Dan Janison has been a reporter at Newsday since 1997.
For a second time, Ray Kelly departs as police commissioner at the end of one mayoral administration with Bill Bratton due to succeed him in the next.
But this handoff of the NYPD baton has a sharply different feel from the 1994 version.
Twenty years ago, Bratton came in under GOP Mayor Rudy Giuliani's aggressive anti-crime mandate. Kelly had been Democratic Mayor David Dinkins' commissioner in 1992 and 1993.
Come Jan. 1, however, Bratton returns under a Democratic mayor, Bill de Blasio, who campaigned against the way police frisks were carried out in minority neighborhoods.
And Bratton takes over a department largely shaped by Kelly and his team, who served in the job for a record 12 years.
The mayor and his appointee spent some time at Thursday's announcement in Brooklyn buttressing the idea that Bratton's record in both New York City and Los Angeles meshes with de Blasio's stated mission.
The expected differences between Bratton I and Bratton II go beyond stop-and-frisk policies and tricky definitions of what constitutes progressive "community policing."

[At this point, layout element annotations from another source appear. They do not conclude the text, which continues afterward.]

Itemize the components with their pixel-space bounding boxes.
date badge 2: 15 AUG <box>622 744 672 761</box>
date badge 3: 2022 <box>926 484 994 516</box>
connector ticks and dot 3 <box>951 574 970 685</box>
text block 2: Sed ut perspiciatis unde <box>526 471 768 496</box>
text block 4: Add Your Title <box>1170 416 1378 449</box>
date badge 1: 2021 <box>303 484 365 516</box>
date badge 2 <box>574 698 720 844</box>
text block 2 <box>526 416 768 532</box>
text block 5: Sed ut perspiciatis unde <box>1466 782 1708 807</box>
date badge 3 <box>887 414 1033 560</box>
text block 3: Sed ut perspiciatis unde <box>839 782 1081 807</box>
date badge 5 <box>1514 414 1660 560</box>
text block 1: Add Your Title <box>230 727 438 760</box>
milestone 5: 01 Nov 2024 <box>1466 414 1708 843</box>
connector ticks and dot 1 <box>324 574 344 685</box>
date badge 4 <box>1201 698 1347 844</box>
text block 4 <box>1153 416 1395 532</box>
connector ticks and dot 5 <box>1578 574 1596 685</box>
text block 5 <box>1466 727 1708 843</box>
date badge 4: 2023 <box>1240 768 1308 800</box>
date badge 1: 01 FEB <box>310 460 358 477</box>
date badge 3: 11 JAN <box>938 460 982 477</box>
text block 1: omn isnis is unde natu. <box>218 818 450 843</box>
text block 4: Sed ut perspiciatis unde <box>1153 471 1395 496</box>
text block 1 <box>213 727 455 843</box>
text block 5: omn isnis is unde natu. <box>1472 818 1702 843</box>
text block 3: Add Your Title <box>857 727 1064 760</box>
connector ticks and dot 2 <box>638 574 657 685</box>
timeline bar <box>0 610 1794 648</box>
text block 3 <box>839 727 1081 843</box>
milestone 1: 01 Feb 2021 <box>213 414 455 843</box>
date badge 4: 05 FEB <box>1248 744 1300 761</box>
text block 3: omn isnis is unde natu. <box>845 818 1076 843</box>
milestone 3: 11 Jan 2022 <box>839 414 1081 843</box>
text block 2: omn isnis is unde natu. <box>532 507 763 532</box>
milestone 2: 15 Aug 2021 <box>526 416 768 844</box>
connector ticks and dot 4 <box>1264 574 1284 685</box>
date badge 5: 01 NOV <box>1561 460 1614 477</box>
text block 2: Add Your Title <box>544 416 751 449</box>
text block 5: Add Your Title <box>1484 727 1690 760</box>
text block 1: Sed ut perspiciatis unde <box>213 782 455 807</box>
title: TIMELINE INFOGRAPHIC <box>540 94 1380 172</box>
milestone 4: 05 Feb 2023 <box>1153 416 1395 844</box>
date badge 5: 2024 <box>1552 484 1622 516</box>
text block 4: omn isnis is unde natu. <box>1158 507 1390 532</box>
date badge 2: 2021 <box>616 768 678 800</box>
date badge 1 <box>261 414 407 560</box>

Internally, Bratton, now 66, is unlikely to draw the kind of wrath that he did from Giuliani, with whom he famously fell out in 1996. You won't have a lawman-turned-mayor whose most treasured claim of accomplishment -- crime fighting -- could be upstaged by Bratton.
Bratton Thursday even conceded that "some of those differences" with Giuliani "were created by me, in hindsight."
This time out, the primary assigned challenge for Bratton will be maintaining crime reductions while improving community-police relations. This may mean the inevitable "bad" police shooting puts a different political pressure on de Blasio and Bratton than it might have in past administrations.
Another new challenge for Bratton will be reducing traffic fatalities.
In addition, Bratton II begins 12 years after 9/11 -- which means a priority on local defense against mass destruction and murder. One Bratton fan, a veteran of municipal government, said: "Bill should get along with the FBI. The idea is to keep us all from getting blown up. Kelly can say he's been able to do that."
Perhaps it is symbolic that Elaine's, the Upper East Side hangout where Bratton and his top aides, including John Miller and the late Jack Maple, would go to be seen and schmooze in the 1990s, closed its doors in 2011.
Bratton can be relied on to strike a high profile in the public spotlight. The immediate question is how that profile fits in this regime.
A well-known detractor of Bratton from his first run as commissioner said darkly of the appointment: "I wonder how long it will be before Mayor de Blasio finds out Bill Bratton's special talent for making motion look like progress."
For the record: In his 1998 book "Turnaround: How America's Top Cop Reversed the Crime Epidemic," Bratton wrote about considering a 1997 mayoral run against Giuliani. He said he changed his registration from independent to Democrat and "before I got in the ring with Giuliani I'd have to win the Democratic primary."
"I was a centrist candidate," he said, one who might win the general election "but would have more difficulty fending off liberals in a primary . . . "
Liberal primary candidates like, say, de Blasio?
Anyway, for now, the new mayor-elect and commissioner-select are a team, displaying what de Blasio in one of his wonkier moments Thursday called "philosophical affinity."